ECE2014 Poster Presentations Calcium and Vitamin D metabolism (68 abstracts)
1Queen Elizabeth Hospital Woolich, London, UK; 2Winchester Hospital, Winchester, UK.
Background: Primary hyperparathyroidism during pregnancy is rare, and may present with symptoms non-specific to hypercalcaemia.
Case: A 35 years old 12/40 weeks pregnant lady presented to accident and emergency department with 6 weeks history of nausea and vomiting. On admission she felt anxious with ongoing nausea and numbness all over the body. She was a mother 2-year-old with no significant past medical history. Her medication on admission were; folic acid 5 mg once daily, metochropromide 10 mg three times daily when required, and pregnacare ones tablets once a day. Her blood test showed Na+137 mmol/l, K 3.4 mmol/l, urea 2.4 mmol/l, creatinine 61 μmol/l, ALP 79 μ/l, ALT 32 μ/l, albumin 36 g/l, bilirubin 10 μmol/l, corrected Ca2+3.50 mmol/l, phosphate 0.71 mmol/l, magnesium 0.70 mmol/l, parathyroid hormone 15.2 pmol/l, and TSH 0.50 μ/free T4 9.5 pmol/l. 24 urinary calcium was elevated at 17.5 mmol/24 h. Ultrasound parathyroid revealed 9 mm left lower lobe parathyroid adenoma.She was started on i.v. fluids for 72 h and her calcium remained high at 3.05 mmol/l but she generally felt well. She was discharged home and referred to surgical team for review and consideration of surgery but she was readmitted 1 week later with general malaise and ongoing nausea and vomiting.

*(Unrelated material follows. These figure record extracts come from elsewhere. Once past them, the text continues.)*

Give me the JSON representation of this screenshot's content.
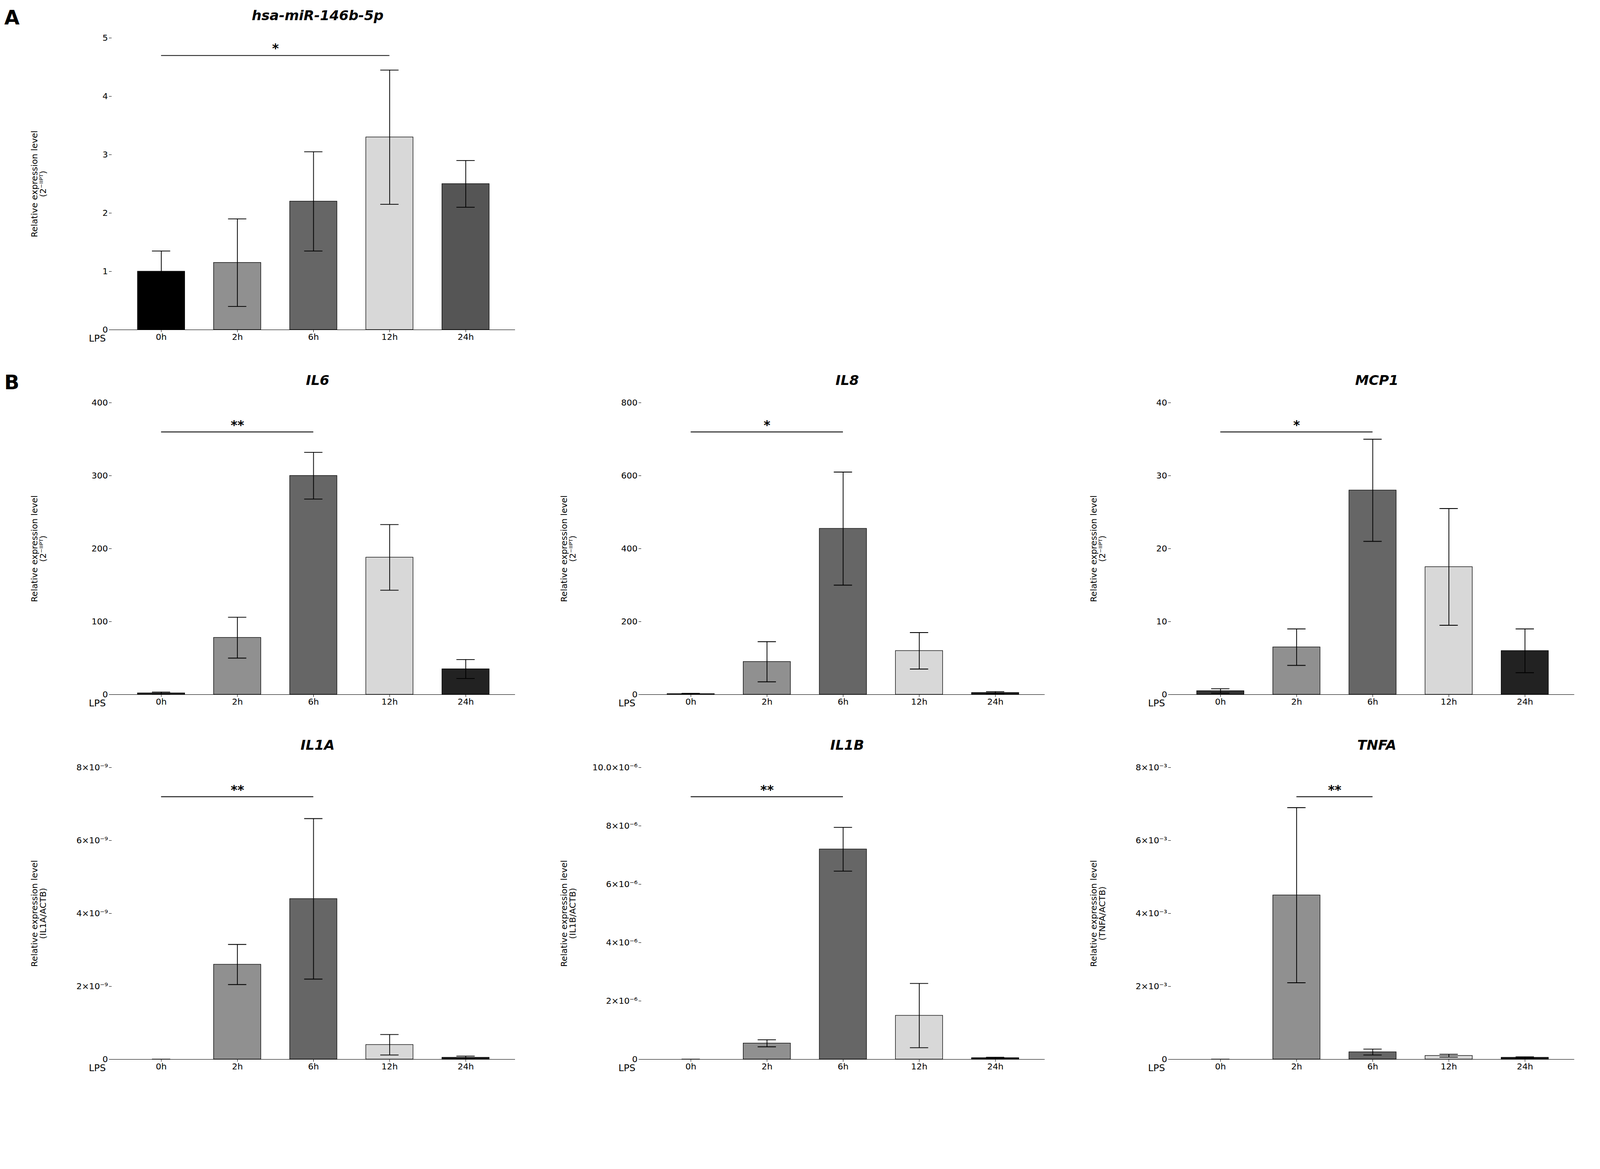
{
  "chart_data": [
    {
      "type": "bar",
      "title": "hsa-miR-146b-5p",
      "ylabel": "Relative expression level\n(2⁻ᴵᴵᴾᵀ)",
      "categories": [
        "0h",
        "2h",
        "6h",
        "12h",
        "24h"
      ],
      "values": [
        1.0,
        1.15,
        2.2,
        3.3,
        2.5
      ],
      "errors": [
        0.35,
        0.75,
        0.85,
        1.15,
        0.4
      ],
      "colors": [
        "#000000",
        "#909090",
        "#666666",
        "#d8d8d8",
        "#555555"
      ],
      "ylim": [
        0,
        5
      ],
      "yticks": [
        0,
        1,
        2,
        3,
        4,
        5
      ],
      "grid": false,
      "annotations": [
        {
          "text": "*",
          "x1": "0h",
          "x2": "12h",
          "y": 4.7
        },
        {
          "text": "LPS",
          "axis": "x"
        },
        {
          "text": "A"
        }
      ]
    },
    {
      "type": "bar",
      "title": "IL6",
      "ylabel": "Relative expression level\n(2⁻ᴵᴵᴾᵀ)",
      "categories": [
        "0h",
        "2h",
        "6h",
        "12h",
        "24h"
      ],
      "values": [
        2.0,
        78.0,
        300.0,
        188.0,
        35.0
      ],
      "errors": [
        1.5,
        28.0,
        32.0,
        45.0,
        13.0
      ],
      "colors": [
        "#333333",
        "#909090",
        "#666666",
        "#d8d8d8",
        "#222222"
      ],
      "ylim": [
        0,
        400
      ],
      "yticks": [
        0,
        100,
        200,
        300,
        400
      ],
      "grid": false,
      "annotations": [
        {
          "text": "**",
          "x1": "0h",
          "x2": "6h",
          "y": 360
        },
        {
          "text": "LPS",
          "axis": "x"
        },
        {
          "text": "B"
        }
      ]
    },
    {
      "type": "bar",
      "title": "IL8",
      "ylabel": "Relative expression level\n(2⁻ᴵᴵᴾᵀ)",
      "categories": [
        "0h",
        "2h",
        "6h",
        "12h",
        "24h"
      ],
      "values": [
        2.0,
        90.0,
        455.0,
        120.0,
        5.0
      ],
      "errors": [
        1.5,
        55.0,
        155.0,
        50.0,
        3.0
      ],
      "colors": [
        "#333333",
        "#909090",
        "#666666",
        "#d8d8d8",
        "#222222"
      ],
      "ylim": [
        0,
        800
      ],
      "yticks": [
        0,
        200,
        400,
        600,
        800
      ],
      "grid": false,
      "annotations": [
        {
          "text": "*",
          "x1": "0h",
          "x2": "6h",
          "y": 720
        },
        {
          "text": "LPS",
          "axis": "x"
        }
      ]
    },
    {
      "type": "bar",
      "title": "MCP1",
      "ylabel": "Relative expression level\n(2⁻ᴵᴵᴾᵀ)",
      "categories": [
        "0h",
        "2h",
        "6h",
        "12h",
        "24h"
      ],
      "values": [
        0.5,
        6.5,
        28.0,
        17.5,
        6.0
      ],
      "errors": [
        0.3,
        2.5,
        7.0,
        8.0,
        3.0
      ],
      "colors": [
        "#333333",
        "#909090",
        "#666666",
        "#d8d8d8",
        "#222222"
      ],
      "ylim": [
        0,
        40
      ],
      "yticks": [
        0,
        10,
        20,
        30,
        40
      ],
      "grid": false,
      "annotations": [
        {
          "text": "*",
          "x1": "0h",
          "x2": "6h",
          "y": 36
        },
        {
          "text": "LPS",
          "axis": "x"
        }
      ]
    },
    {
      "type": "bar",
      "title": "IL1A",
      "ylabel": "Relative expression level\n(IL1A/ACTB)",
      "categories": [
        "0h",
        "2h",
        "6h",
        "12h",
        "24h"
      ],
      "values": [
        0.0,
        2.6e-09,
        4.4e-09,
        4e-10,
        5e-11
      ],
      "errors": [
        0.0,
        5.5e-10,
        2.2e-09,
        2.8e-10,
        4e-11
      ],
      "colors": [
        "#333333",
        "#909090",
        "#666666",
        "#d8d8d8",
        "#222222"
      ],
      "ylim": [
        0,
        8e-09
      ],
      "yticks": [
        0,
        {
          "value": 2e-09,
          "label": "2×10⁻⁹"
        },
        {
          "value": 4e-09,
          "label": "4×10⁻⁹"
        },
        {
          "value": 6e-09,
          "label": "6×10⁻⁹"
        },
        {
          "value": 8e-09,
          "label": "8×10⁻⁹"
        }
      ],
      "grid": false,
      "annotations": [
        {
          "text": "**",
          "x1": "0h",
          "x2": "6h",
          "y": 7.2e-09
        },
        {
          "text": "LPS",
          "axis": "x"
        }
      ]
    },
    {
      "type": "bar",
      "title": "IL1B",
      "ylabel": "Relative expression level\n(IL1B/ACTB)",
      "categories": [
        "0h",
        "2h",
        "6h",
        "12h",
        "24h"
      ],
      "values": [
        0.0,
        5.5e-07,
        7.2e-06,
        1.5e-06,
        5e-08
      ],
      "errors": [
        0.0,
        1.2e-07,
        7.5e-07,
        1.1e-06,
        2e-08
      ],
      "colors": [
        "#333333",
        "#909090",
        "#666666",
        "#d8d8d8",
        "#222222"
      ],
      "ylim": [
        0,
        1e-05
      ],
      "yticks": [
        0,
        {
          "value": 2e-06,
          "label": "2×10⁻⁶"
        },
        {
          "value": 4e-06,
          "label": "4×10⁻⁶"
        },
        {
          "value": 6e-06,
          "label": "6×10⁻⁶"
        },
        {
          "value": 8e-06,
          "label": "8×10⁻⁶"
        },
        {
          "value": 1e-05,
          "label": "10.0×10⁻⁶"
        }
      ],
      "grid": false,
      "annotations": [
        {
          "text": "**",
          "x1": "0h",
          "x2": "6h",
          "y": 9e-06
        },
        {
          "text": "LPS",
          "axis": "x"
        }
      ]
    },
    {
      "type": "bar",
      "title": "TNFA",
      "ylabel": "Relative expression level\n(TNFA/ACTB)",
      "categories": [
        "0h",
        "2h",
        "6h",
        "12h",
        "24h"
      ],
      "values": [
        0.0,
        0.0045,
        0.0002,
        0.0001,
        5e-05
      ],
      "errors": [
        0.0,
        0.0024,
        8e-05,
        4e-05,
        2e-05
      ],
      "colors": [
        "#333333",
        "#909090",
        "#666666",
        "#d8d8d8",
        "#222222"
      ],
      "ylim": [
        0,
        0.008
      ],
      "yticks": [
        0,
        {
          "value": 0.002,
          "label": "2×10⁻³"
        },
        {
          "value": 0.004,
          "label": "4×10⁻³"
        },
        {
          "value": 0.006,
          "label": "6×10⁻³"
        },
        {
          "value": 0.008,
          "label": "8×10⁻³"
        }
      ],
      "grid": false,
      "annotations": [
        {
          "text": "**",
          "x1": "2h",
          "x2": "6h",
          "y": 0.0072
        },
        {
          "text": "LPS",
          "axis": "x"
        }
      ]
    }
  ]
}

She had parathyroidectomy at 14/40 gestation weeks with normalisation of calcium.
Discussion: Primary hyperparathyroidism may be associated with adverse outcome in the fetus and neonate. Adequate hydration and correction of electrolyte abnormalities is recommended as a first line. Pharmacological agents for treatment of primary hyperparathyroidism in pregnancy has not been adequately studied.
Parathyroidectomy in the second trimester is often recommended as definitive treatment.